Monday 5 December 2016

Another frosty night had brought ice to the Long Water, and some Black-Headed Gulls were standing around nonchalantly on it.

The Serpentine, though more exposed, is less prone to freezing because the wind makes waves on it. Some Cormorants were busy fishing near the bridge, but not catching much because they have eaten most of the fish.

It was a three-owl day, a rare thing in midwinter. The female Little Owl in the chestnut tree by the leaf yard was out on a branch, idly stretching a wing.

The male owl near the Albert Memorial was looking out of the hole in the oak tree.

And the male in the lime tree on Buck Hill was in his usual place just outside the pair's new hole.

The fruit is now almost completely gone from the rowan trees on Buck Hill, though a Goldfinch had found a solitary berry.

Mistle Thrushes were picking up fallen fruit from the ground.

A Redwing was looking down from a nearby tree. It may have been frightened by the Mistle Thrushes, but I think it was waiting for me to go away before it came down and started foraging.

This Song Thrush was to the west of the Parade Ground.

There used to be a colony of Song Thrushes on the Parade Ground before it was turned into a more or less permanent building site. Some of them retreated to the south end of the central reservation of Park Lane, which is noisy and polluted but inaccessible to humans.

A Robin was looking remarkably inconspicuous among fallen leaves.

Many bright coloured birds are well camouflaged. The important thing is the colour scheme should be disruptive, hiding the shape of the bird.

One of the 'Polish' Mute Swans was stepping carefully down the slippery edge of the Serpentine. You can see its pale legs and pinkish bill.

Most swans with this colour mutation are female, because it is sex-linked. In birds it is females that usually have sex-linked characteristics, because their sex chromosomes are the reverse of those of mammals. Male birds have two Z chromosomes and females have a Z and a W. Thus in females, any defective gene in the Z chromosome is expressed, while in males the other Z usually covers the deficiency and the bird is normal.

A female Egyptian Goose was standing on an urn in the Italian Garden making a tremendous racket and flapping. It can't be thinking that this is a possible nest site. They just like standing on things and displaying.

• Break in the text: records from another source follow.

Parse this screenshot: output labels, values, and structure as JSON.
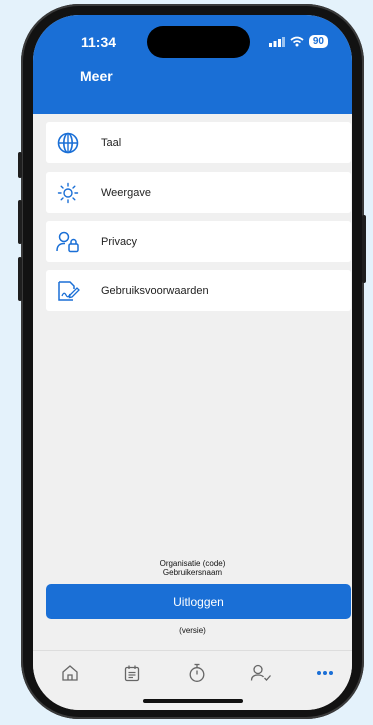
{
  "status_bar": {
    "time": "11:34",
    "battery": "90"
  },
  "header": {
    "title": "Meer"
  },
  "menu": [
    {
      "label": "Taal",
      "icon": "globe-icon"
    },
    {
      "label": "Weergave",
      "icon": "sun-icon"
    },
    {
      "label": "Privacy",
      "icon": "user-lock-icon"
    },
    {
      "label": "Gebruiksvoorwaarden",
      "icon": "document-signature-icon"
    }
  ],
  "footer": {
    "organization": "Organisatie (code)",
    "username": "Gebruikersnaam",
    "logout_label": "Uitloggen",
    "version": "(versie)"
  },
  "tabs": [
    {
      "icon": "home-icon"
    },
    {
      "icon": "calendar-icon"
    },
    {
      "icon": "stopwatch-icon"
    },
    {
      "icon": "user-check-icon"
    },
    {
      "icon": "more-icon",
      "active": true
    }
  ],
  "colors": {
    "primary": "#1a6fd6",
    "background": "#f0f0f0"
  }
}
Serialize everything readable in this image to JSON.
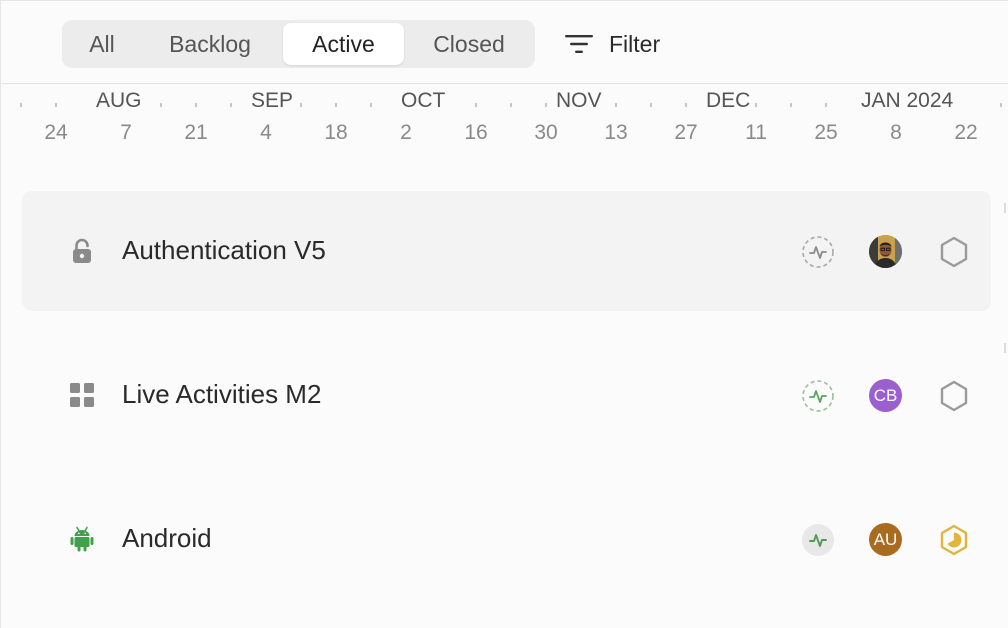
{
  "tabs": [
    {
      "label": "All",
      "active": false
    },
    {
      "label": "Backlog",
      "active": false
    },
    {
      "label": "Active",
      "active": true
    },
    {
      "label": "Closed",
      "active": false
    }
  ],
  "filter": {
    "label": "Filter",
    "icon": "filter-icon"
  },
  "timeline": {
    "months": [
      "AUG",
      "SEP",
      "OCT",
      "NOV",
      "DEC",
      "JAN 2024"
    ],
    "days": [
      "24",
      "7",
      "21",
      "4",
      "18",
      "2",
      "16",
      "30",
      "13",
      "27",
      "11",
      "25",
      "8",
      "22"
    ]
  },
  "projects": [
    {
      "title": "Authentication V5",
      "icon": "lock-icon",
      "health_icon": "health-pulse-dashed-icon",
      "assignee": {
        "initials": "",
        "type": "photo"
      },
      "priority_icon": "hexagon-outline-icon"
    },
    {
      "title": "Live Activities M2",
      "icon": "grid-icon",
      "health_icon": "health-pulse-dashed-green-icon",
      "assignee": {
        "initials": "CB",
        "color": "#9b5fd0"
      },
      "priority_icon": "hexagon-outline-icon"
    },
    {
      "title": "Android",
      "icon": "android-icon",
      "health_icon": "health-pulse-filled-icon",
      "assignee": {
        "initials": "AU",
        "color": "#a86b1f"
      },
      "priority_icon": "hexagon-progress-yellow-icon"
    }
  ],
  "colors": {
    "accent_green": "#5aa35a",
    "android_green": "#3fa14a",
    "priority_yellow": "#e0b53a",
    "muted_gray": "#9a9a9a"
  }
}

A pair of Gadwalls in the neighbouring pond were quietly getting on with things. You hardly ever hear them quacking, unlike noisy Mallards.

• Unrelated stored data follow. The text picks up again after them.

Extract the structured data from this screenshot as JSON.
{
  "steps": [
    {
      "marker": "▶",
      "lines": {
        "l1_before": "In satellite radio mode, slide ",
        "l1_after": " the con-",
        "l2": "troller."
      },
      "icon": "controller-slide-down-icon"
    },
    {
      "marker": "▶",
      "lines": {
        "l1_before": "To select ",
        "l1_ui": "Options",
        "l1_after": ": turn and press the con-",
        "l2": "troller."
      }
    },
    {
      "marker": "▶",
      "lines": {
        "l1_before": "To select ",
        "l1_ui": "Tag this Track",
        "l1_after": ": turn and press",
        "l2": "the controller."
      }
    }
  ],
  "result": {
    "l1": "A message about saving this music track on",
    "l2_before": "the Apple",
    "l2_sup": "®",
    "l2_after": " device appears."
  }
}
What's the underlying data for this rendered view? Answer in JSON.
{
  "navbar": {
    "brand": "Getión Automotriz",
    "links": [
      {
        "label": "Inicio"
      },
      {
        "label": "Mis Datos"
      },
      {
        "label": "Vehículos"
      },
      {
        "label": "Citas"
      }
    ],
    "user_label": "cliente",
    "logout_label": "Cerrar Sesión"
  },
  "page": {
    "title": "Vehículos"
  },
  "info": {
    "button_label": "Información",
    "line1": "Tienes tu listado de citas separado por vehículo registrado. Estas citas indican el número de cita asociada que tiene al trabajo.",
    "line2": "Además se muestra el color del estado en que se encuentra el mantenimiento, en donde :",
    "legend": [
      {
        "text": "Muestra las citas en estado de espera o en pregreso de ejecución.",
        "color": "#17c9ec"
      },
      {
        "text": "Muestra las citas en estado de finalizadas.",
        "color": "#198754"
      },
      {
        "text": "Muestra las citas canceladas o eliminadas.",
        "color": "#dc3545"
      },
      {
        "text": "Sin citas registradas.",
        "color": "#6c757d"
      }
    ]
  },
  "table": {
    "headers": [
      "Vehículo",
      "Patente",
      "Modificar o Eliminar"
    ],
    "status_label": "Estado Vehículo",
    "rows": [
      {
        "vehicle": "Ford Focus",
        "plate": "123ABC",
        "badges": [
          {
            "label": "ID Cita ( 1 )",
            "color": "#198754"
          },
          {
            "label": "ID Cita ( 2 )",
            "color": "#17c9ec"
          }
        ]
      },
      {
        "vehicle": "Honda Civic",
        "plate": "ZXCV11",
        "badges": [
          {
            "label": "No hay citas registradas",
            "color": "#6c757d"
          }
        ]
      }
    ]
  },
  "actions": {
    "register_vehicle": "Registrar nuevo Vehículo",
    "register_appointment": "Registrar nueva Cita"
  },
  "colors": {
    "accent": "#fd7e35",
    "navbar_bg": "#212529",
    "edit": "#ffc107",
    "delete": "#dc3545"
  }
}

  1. It was cold today! Great pictures!
    I've always thought Redwings look angry!
    I wonder whether it can change those fiery eyebrows or not..

    1. They don't sound fierce when you hear them. A very mild and gentle chatter.

    2. I don't know if it is the same with Redwings, but Mistle Thrushes have quite a reputation as plucky birds here. I have never seen it myself, but our field guide insists that they will stand up to owls and magpies and even ravens.

      That Robin could very well feature in a game of Where is Wally?

    3. Mistle Thrushes are fierce defenders of their nests and will attack Carrion Crows or Magpies that come too near, flying repeatedly over their heads and bashing them as they pass while rattling furiously.

    4. We had a friend with a berried bush in the drive which mistle thrushes defended for food. Anyone entering the drive was attacked and the postman refused to deliver.

    5. Oh, wow, how wonderful! There are so very few of them here that for me they are something of a rarity. I think I'd take residence near the berry bush just to be attacked by the Mistle Thrush. Are they as vicious to postmen as the famous Australian magpies?

    6. A notice at the front gate saying 'Beware of Thrushes' would be a fine sight.